Anti-Psychotic Drugs Linked to Dementia Patient Deaths in UK

by VR Sreeraman on  November 14, 2009 at 11:51 AM Drug News   - G J E 4
British health professionals have called for a change in the treatment of dementia patients after an official report warned that wrongly prescribed anti-psychotic medicines are causing the deaths of an estimated 1,800 each year.
 Anti-Psychotic Drugs Linked to Dementia Patient Deaths in UK
Anti-Psychotic Drugs Linked to Dementia Patient Deaths in UK

As many as 144,000 out of an estimated 180,000 people suffering from the disease are unnecessarily given powerful "chemical cosh" drugs, the Department of Health-ordered review revealed.

The report also linked a significant number of strokes among elderly patients due to over prescription of the medication.

"We need to be sure that only the people who benefit from these drugs get them, and they get them at the lowest possible dose for the shortest period of time," Sube Banerjee, the report's author and professor of mental health at King?s College London Institute of Psychiatry, said in the report.

"It is clear that these medications are being prescribed to deal with behaviour and psychological symptoms in dementia rather than just for psychosis," he added.

Banerjee urged social care services to develop a "different mindset" in tackling the issue.

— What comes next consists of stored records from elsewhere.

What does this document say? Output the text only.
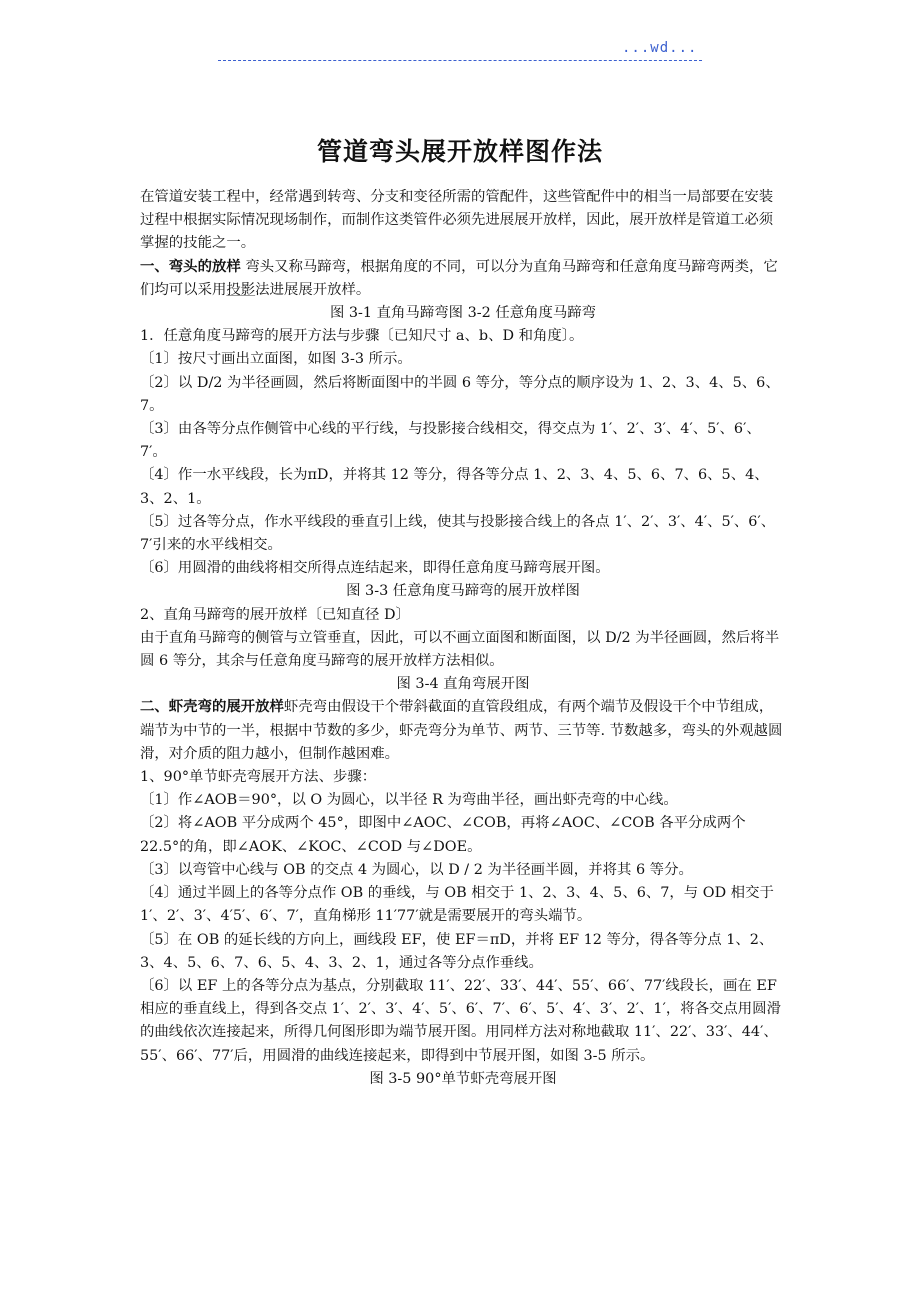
...wd...
管道弯头展开放样图作法

在管道安装工程中，经常遇到转弯、分支和变径所需的管配件，这些管配件中的相当一局部要在安装过程中根据实际情况现场制作，而制作这类管件必须先进展展开放样，因此，展开放样是管道工必须掌握的技能之一。

一、弯头的放样 弯头又称马蹄弯，根据角度的不同，可以分为直角马蹄弯和任意角度马蹄弯两类，它们均可以采用投影法进展展开放样。

图 3-1 直角马蹄弯图 3-2 任意角度马蹄弯

1．任意角度马蹄弯的展开方法与步骤〔已知尺寸 a、b、D 和角度〕。

〔1〕按尺寸画出立面图，如图 3-3 所示。

〔2〕以 D/2 为半径画圆，然后将断面图中的半圆 6 等分，等分点的顺序设为 1、2、3、4、5、6、7。

〔3〕由各等分点作侧管中心线的平行线，与投影接合线相交，得交点为 1′、2′、3′、4′、5′、6′、7′。

〔4〕作一水平线段，长为πD，并将其 12 等分，得各等分点 1、2、3、4、5、6、7、6、5、4、3、2、1。

〔5〕过各等分点，作水平线段的垂直引上线，使其与投影接合线上的各点 1′、2′、3′、4′、5′、6′、7′引来的水平线相交。

〔6〕用圆滑的曲线将相交所得点连结起来，即得任意角度马蹄弯展开图。

图 3-3 任意角度马蹄弯的展开放样图

2、直角马蹄弯的展开放样〔已知直径 D〕

由于直角马蹄弯的侧管与立管垂直，因此，可以不画立面图和断面图，以 D/2 为半径画圆，然后将半圆 6 等分，其余与任意角度马蹄弯的展开放样方法相似。

图 3-4 直角弯展开图

二、虾壳弯的展开放样虾壳弯由假设干个带斜截面的直管段组成，有两个端节及假设干个中节组成，端节为中节的一半，根据中节数的多少，虾壳弯分为单节、两节、三节等. 节数越多，弯头的外观越圆滑，对介质的阻力越小，但制作越困难。

1、90°单节虾壳弯展开方法、步骤：

〔1〕作∠AOB＝90°，以 O 为圆心，以半径 R 为弯曲半径，画出虾壳弯的中心线。

〔2〕将∠AOB 平分成两个 45°，即图中∠AOC、∠COB，再将∠AOC、∠COB 各平分成两个 22.5°的角，即∠AOK、∠KOC、∠COD 与∠DOE。

〔3〕以弯管中心线与 OB 的交点 4 为圆心，以 D / 2 为半径画半圆，并将其 6 等分。

〔4〕通过半圆上的各等分点作 OB 的垂线，与 OB 相交于 1、2、3、4、5、6、7，与 OD 相交于 1′、2′、3′、4′5′、6′、7′，直角梯形 11′77′就是需要展开的弯头端节。

〔5〕在 OB 的延长线的方向上，画线段 EF，使 EF＝πD，并将 EF 12 等分，得各等分点 1、2、3、4、5、6、7、6、5、4、3、2、1，通过各等分点作垂线。

〔6〕以 EF 上的各等分点为基点，分别截取 11′、22′、33′、44′、55′、66′、77′线段长，画在 EF 相应的垂直线上，得到各交点 1′、2′、3′、4′、5′、6′、7′、6′、5′、4′、3′、2′、1′，将各交点用圆滑的曲线依次连接起来，所得几何图形即为端节展开图。用同样方法对称地截取 11′、22′、33′、44′、55′、66′、77′后，用圆滑的曲线连接起来，即得到中节展开图，如图 3-5 所示。

图 3-5 90°单节虾壳弯展开图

There are presently 700,000 people in the country with the condition, but the numbers are expected to rise to one million in the next decade because of an ageing population.

"We know there are situations where anti-psychotic drug use is necessary - we're not calling for a ban, but we do want to see a significant reduction in use," said care services minister Phil Hope.

Neil Hunt, chief executive of Britain's Alzheimer's Society, welcomed the review saying the recognition of the scale of the problem was long overdue.

"This goes beyond quality of care. It is a fundamental rights issue. Our members tell us of enormous worry and distress over what is happening to their loved ones," he added.